Were you bored to shit after reading my Montreal Vacation: Part 1 post yesterday? Then you’re crap outa luck!
Cuz here’s part 2. Bam! In the face!
Between Part 1 and Part 2, my arm grew back. BUT NOT FOR LONG! Because this paper tiger bit it the fuck off again. Montreal was not a lucky place for arms, lemme tell ya.
Wondering where I managed to find a big paper tiger? It was at the Montreal Botanical Gardens Chinese Lantern exhibit. This is the 19th edition of The Magic of Lanterns at the Chinese Garden. This year’s theme pays tribute to China’s first Emperor, Qin Shi Huangdi and his impressive cavalry.
The Chinese architecture is beeeeeeutiful!
This banzai tree (part of the banzai garden in the Japanese Garden) is 270 years old!
That’s almost twice as old as Polt! Holy CRAP that’s old!
After the Botanical Gardens, Mr. Sombrero and I went to the Montreal Insectarium.

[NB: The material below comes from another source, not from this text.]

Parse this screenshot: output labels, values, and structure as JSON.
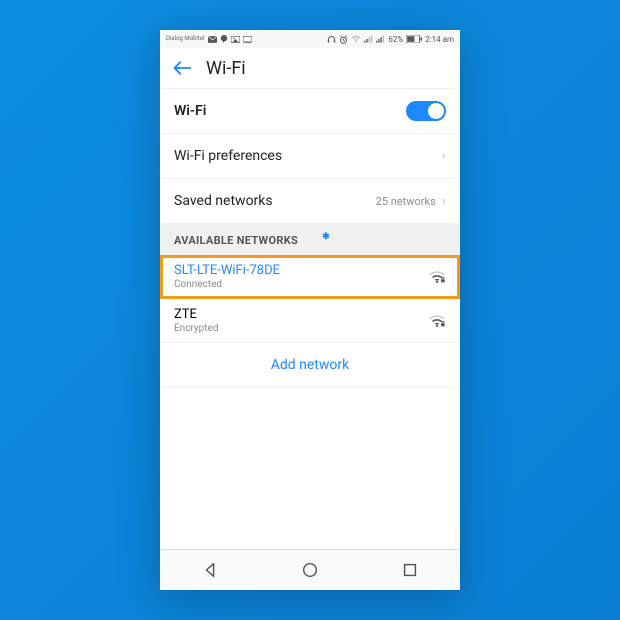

Here’s a photo of two beetles do’n it.
People eat that? Eww! Gross!
… I was talking about the chocolate …
Cuz I’m an ultra vegetarian. Right … I was talking about the chocolate.
The next day we took a day trip to Quebec City. It’s a wonder we made it there, because I have no idea what the hell a white line next to a stop light means.
Old Quebec City is the only walled city in North America and is is the capital of the Canadian province of Quebec.
The city’s most famous landmark is the Château Frontenac, a hotel which dominates the skyline.
Here I am, standing in front of it and looking like a dumbass.
And here I am pretending that I’m looking at something exciting.
Here’s the two of us pretending that we’re cute.*
Here’s a sign that discourages Michael Jackson from tossing his baby over a ledge.
The next day we explored more of Montreal’s parks, tourist traps and strip clubs. Here’s a friendly white squirrel that I found at a La Fontaine Park.
Montreal is a very clean city — thanks to these amazing Gonzo-nosed golf cart vacuums.
Mr. Sombrero sampled some of the local artisan ice cream in a homemade cone.
Is this NOT the cutest photo you’ve EVER seen??
And then we went home to the boring United States of America. Within 3 days, we both came down with upper respiratory infections. Woohoo!
*We don’t actually have to pretend — we know that we’re cute.